Connecticut Case Law 2006

In Tirreno v. Mott, 2006 WL 2806609 (D.Conn. September 29, 2006) the plaintiffs sued several bail enforcement agents, a bail agent and a surety for alleged torts in seeking to recover the bond principal. The court granted the surety summary judgment dismissing the suit because there was no evidence to support a finding that the bail agent or bail recovery agents were acting as agents of the surety. The court discussed and rejected arguments based on the surety’s agreement with the bail agent, a Connecticut statute and the common law doctrine of nondelegable duties. The court held that there were genuine issues of fact precluding summary judgment for the other defendants.

Connecticut Case Law 2005

International Fidelity Insurance Co. v. Spencer, 2005 WL 2496843 (Conn. Super. September 8, 2005) held that the statute of frauds did not bar a claim by the surety against the defendant’s mother who made an oral promise to indemnify the surety. The court found that her agreement was an original, primary promise not a promise to answer for the debt or default of her son.

Connecticut Case Law 2004

State of Connecticut v. Prazeres, 2004 WL 575060 (Conn. Super. February 27, 2004) held that the surety, Capital Bonding Corporation, was entitled to remission of 30% of the forfeited bail because the defendant was returned to custody within 270 days. The opinion discusses the schedule of amounts to be remitted pursuant to Conn.
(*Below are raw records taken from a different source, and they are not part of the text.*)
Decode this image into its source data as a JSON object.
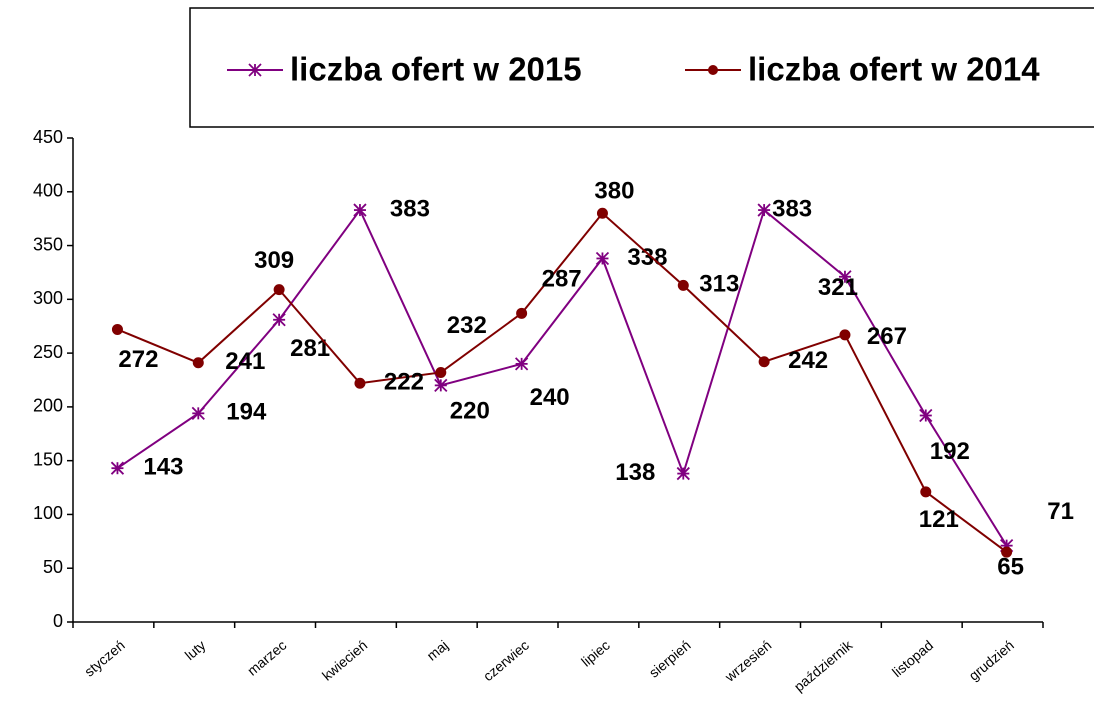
{
  "chart_data": {
    "type": "line",
    "categories": [
      "styczeń",
      "luty",
      "marzec",
      "kwiecień",
      "maj",
      "czerwiec",
      "lipiec",
      "sierpień",
      "wrzesień",
      "październik",
      "listopad",
      "grudzień"
    ],
    "series": [
      {
        "name": "liczba ofert w 2015",
        "color": "#800080",
        "marker": "star",
        "values": [
          143,
          194,
          281,
          383,
          220,
          240,
          338,
          138,
          383,
          321,
          192,
          71
        ]
      },
      {
        "name": "liczba ofert w 2014",
        "color": "#800000",
        "marker": "circle",
        "values": [
          272,
          241,
          309,
          222,
          232,
          287,
          380,
          313,
          242,
          267,
          121,
          65
        ]
      }
    ],
    "ylim": [
      0,
      450
    ],
    "yticks": [
      0,
      50,
      100,
      150,
      200,
      250,
      300,
      350,
      400,
      450
    ],
    "grid": false
  }
}
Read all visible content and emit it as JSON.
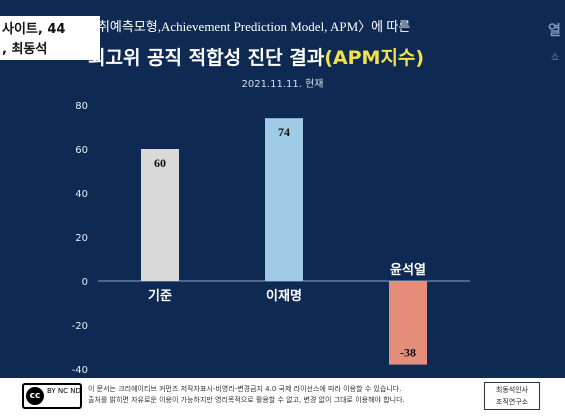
{
  "header": {
    "tab_line1": "사이트, 44",
    "tab_line2": ", 최동석",
    "subtitle": "성취예측모형,Achievement Prediction Model, APM〉에 따른",
    "title_main": "최고위 공직 적합성 진단 결과",
    "title_accent": "(APM지수)",
    "date": "2021.11.11. 현재",
    "corner_text": "열",
    "corner_text2": "쇼"
  },
  "chart_data": {
    "type": "bar",
    "categories": [
      "기준",
      "이재명",
      "윤석열"
    ],
    "values": [
      60,
      74,
      -38
    ],
    "data_labels": [
      "60",
      "74",
      "-38"
    ],
    "colors": [
      "#d9d9d9",
      "#9fcbe6",
      "#e58e7c"
    ],
    "ylim": [
      -40,
      80
    ],
    "yticks": [
      80,
      60,
      40,
      20,
      0,
      -20,
      -40
    ],
    "ytick_labels": [
      "80",
      "60",
      "40",
      "20",
      "0",
      "-20",
      "-40"
    ],
    "xlabel": "",
    "ylabel": "",
    "grid": false,
    "legend": "none"
  },
  "footer": {
    "cc_circle": "cc",
    "cc_terms": "BY NC ND",
    "cc_terms2": "",
    "license_line1": "이 문서는 크리에이티브 커먼즈 저작자표시-비영리-변경금지 4.0 국제 라이선스에 따라 이용할 수 있습니다.",
    "license_line2": "출처를 밝히면 자유로운 이용이 가능하지만 영리목적으로 활용할 수 없고, 변경 없이 그대로 이용해야 합니다.",
    "org_line1": "최동석인사",
    "org_line2": "조직연구소"
  }
}
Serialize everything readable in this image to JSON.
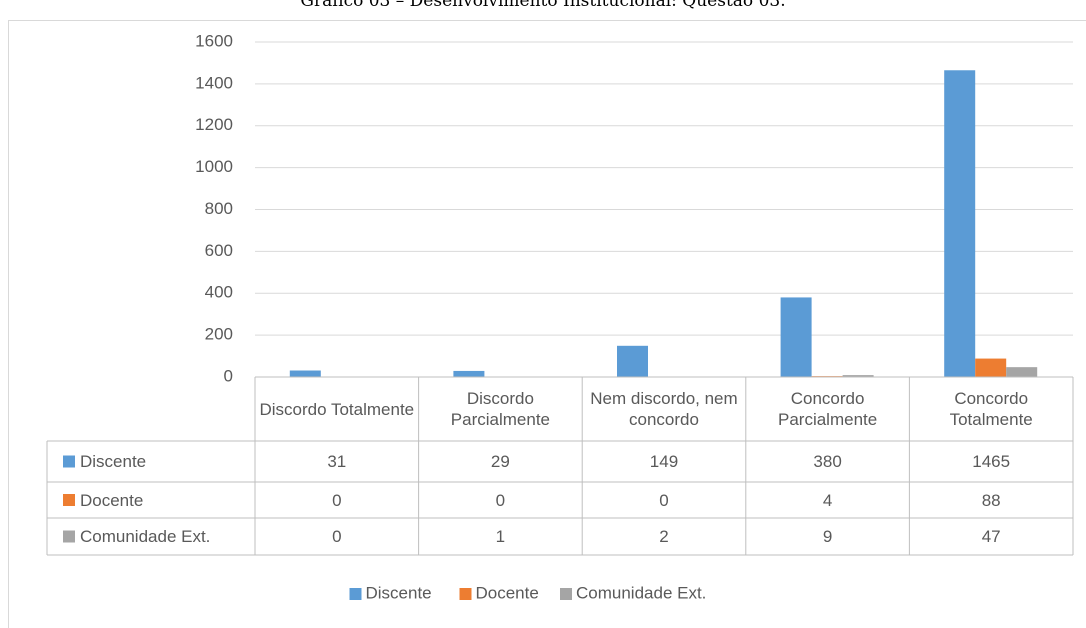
{
  "chart_data": {
    "type": "bar",
    "title": "Gráfico 03 – Desenvolvimento Institucional: Questão 03.",
    "categories": [
      "Discordo Totalmente",
      "Discordo Parcialmente",
      "Nem discordo, nem concordo",
      "Concordo Parcialmente",
      "Concordo Totalmente"
    ],
    "series": [
      {
        "name": "Discente",
        "color": "#5b9bd5",
        "values": [
          31,
          29,
          149,
          380,
          1465
        ]
      },
      {
        "name": "Docente",
        "color": "#ed7d31",
        "values": [
          0,
          0,
          0,
          4,
          88
        ]
      },
      {
        "name": "Comunidade Ext.",
        "color": "#a5a5a5",
        "values": [
          0,
          1,
          2,
          9,
          47
        ]
      }
    ],
    "ylim": [
      0,
      1600
    ],
    "yticks": [
      0,
      200,
      400,
      600,
      800,
      1000,
      1200,
      1400,
      1600
    ],
    "grid": true,
    "legend": "bottom",
    "data_table": true
  }
}
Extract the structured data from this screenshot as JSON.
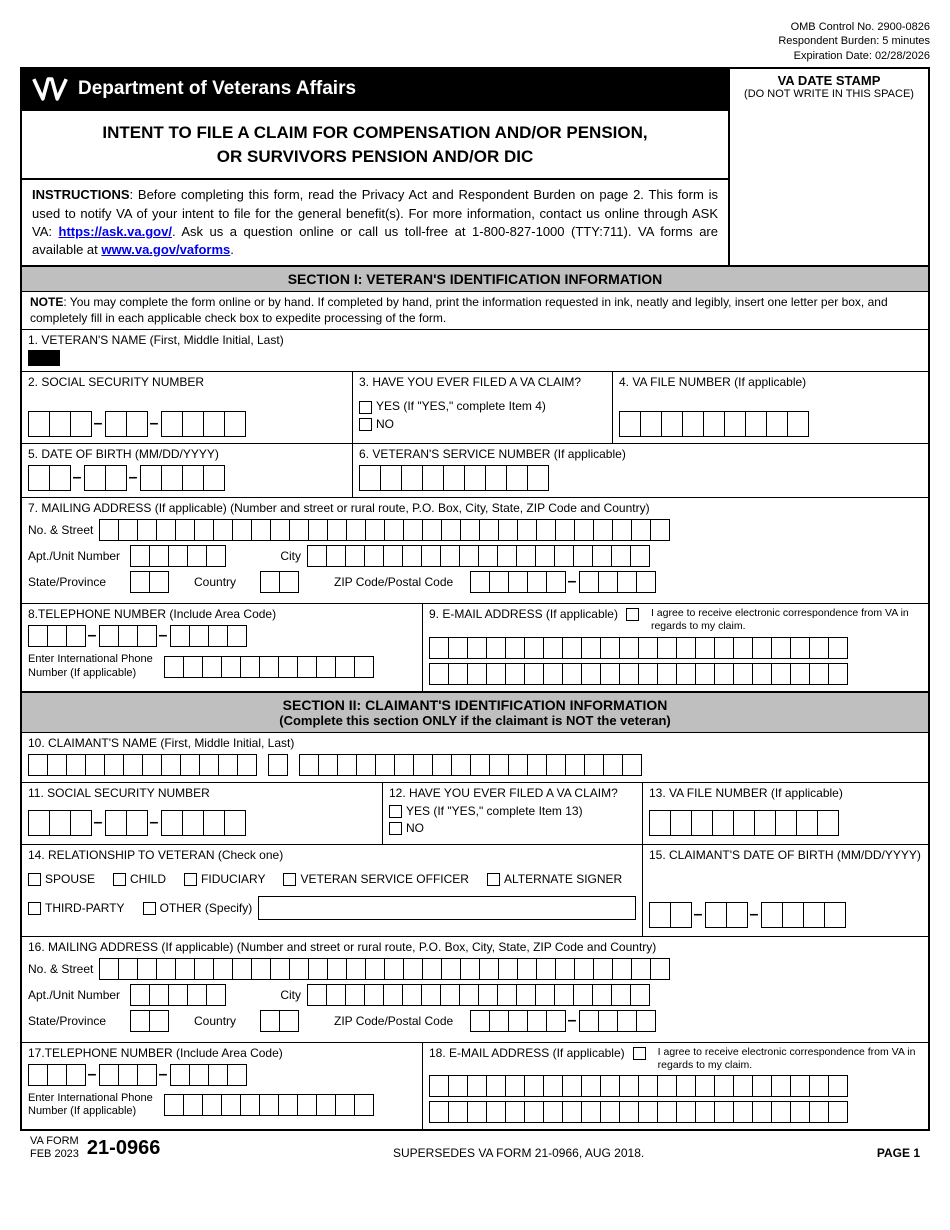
{
  "meta": {
    "omb": "OMB Control No. 2900-0826",
    "burden": "Respondent Burden: 5 minutes",
    "expiration": "Expiration Date: 02/28/2026"
  },
  "header": {
    "dept": "Department of Veterans Affairs",
    "title1": "INTENT TO FILE A CLAIM FOR COMPENSATION AND/OR PENSION,",
    "title2": "OR SURVIVORS PENSION AND/OR DIC",
    "datestamp_title": "VA DATE STAMP",
    "datestamp_sub": "(DO NOT WRITE IN THIS SPACE)"
  },
  "instructions": {
    "label": "INSTRUCTIONS",
    "text1": ": Before completing this form, read the Privacy Act and Respondent Burden on page 2. This form is used to notify VA of your intent to file for the general benefit(s). For more information, contact us online through ASK VA: ",
    "link1": "https://ask.va.gov/",
    "text2": ". Ask us a question online or call us toll-free at 1-800-827-1000 (TTY:711). VA forms are available at ",
    "link2": "www.va.gov/vaforms",
    "text3": "."
  },
  "section1": {
    "header": "SECTION I: VETERAN'S IDENTIFICATION INFORMATION",
    "note_label": "NOTE",
    "note_text": ": You may complete the form online or by hand. If completed by hand, print the information requested in ink, neatly and legibly, insert one letter per box, and completely fill in each applicable check box to expedite processing of the form.",
    "f1": "1. VETERAN'S NAME (First, Middle Initial, Last)",
    "f2": "2.  SOCIAL SECURITY NUMBER",
    "f3": "3. HAVE YOU EVER FILED A VA CLAIM?",
    "f3_yes": "YES (If \"YES,\" complete Item 4)",
    "f3_no": "NO",
    "f4": "4. VA FILE NUMBER (If applicable)",
    "f5": "5.  DATE OF BIRTH (MM/DD/YYYY)",
    "f6": "6.  VETERAN'S SERVICE NUMBER (If applicable)",
    "f7": "7. MAILING ADDRESS (If applicable) (Number and street or rural route, P.O. Box, City, State, ZIP Code and Country)",
    "addr_no_street": "No. & Street",
    "addr_apt": "Apt./Unit Number",
    "addr_city": "City",
    "addr_state": "State/Province",
    "addr_country": "Country",
    "addr_zip": "ZIP Code/Postal Code",
    "f8": "8.TELEPHONE NUMBER (Include Area Code)",
    "f8_intl": "Enter International Phone Number (If applicable)",
    "f9": "9. E-MAIL ADDRESS (If applicable)",
    "agree": "I agree to receive electronic correspondence from VA in regards to my claim."
  },
  "section2": {
    "header": "SECTION II: CLAIMANT'S IDENTIFICATION INFORMATION",
    "header_sub": "(Complete this section ONLY if the claimant is NOT the veteran)",
    "f10": "10.  CLAIMANT'S NAME (First, Middle Initial, Last)",
    "f11": "11.  SOCIAL SECURITY NUMBER",
    "f12": "12. HAVE YOU EVER FILED A VA CLAIM?",
    "f12_yes": "YES (If \"YES,\" complete Item 13)",
    "f12_no": "NO",
    "f13": "13. VA FILE NUMBER (If applicable)",
    "f14": "14.  RELATIONSHIP TO VETERAN (Check one)",
    "rel_spouse": "SPOUSE",
    "rel_child": "CHILD",
    "rel_fiduciary": "FIDUCIARY",
    "rel_vso": "VETERAN SERVICE OFFICER",
    "rel_alt": "ALTERNATE SIGNER",
    "rel_third": "THIRD-PARTY",
    "rel_other": "OTHER  (Specify)",
    "f15": "15.  CLAIMANT'S DATE OF BIRTH (MM/DD/YYYY)",
    "f16": "16.  MAILING ADDRESS (If applicable) (Number and street or rural route, P.O. Box, City, State, ZIP Code and Country)",
    "f17": "17.TELEPHONE NUMBER (Include Area Code)",
    "f18": "18. E-MAIL ADDRESS (If applicable)"
  },
  "footer": {
    "va_form": "VA FORM",
    "date": "FEB 2023",
    "number": "21-0966",
    "supersedes": "SUPERSEDES VA FORM 21-0966, AUG 2018.",
    "page": "PAGE 1"
  },
  "colors": {
    "section_bg": "#bfbfbf",
    "link": "#0000EE"
  }
}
Gen. Stats. §54-65a and Practice Book §38-22.

Connecticut Case Law 2003

State v. Jacobs, 2003 WL 23112746 (Conn. Super. December 12, 2003) is a muddled opinion in which the court granted the surety’s summary judgment motion discharging its bail obligation. The defendant was originally released on a $10,000 bond. After conviction, another $140,000 bond was required. The case involved liability on the $140,000 bond.The defendant did not appear for sentencing. Instead of issuing a warrant and continuing sentencing, the court ordered the bond forfeited and then sentenced the defendant, in absentia, to 20 years in prison. When the clerk called the case, the surety on the original $10,000 bond was named instead of the surety on the $140,000 bond, but the court rejected that error as a basis to discharge the surety. The court did, however, grant the surety’ s summary judgment motion because Conn. Gen. Stats. §54-66a(8) provides that a bond is automatically terminated when the defendant is sentenced and because the substantial sentence imposed increased the surety’s risk by decreasing its chance to avoid liability by producing the defendant within the six month period following forfeiture.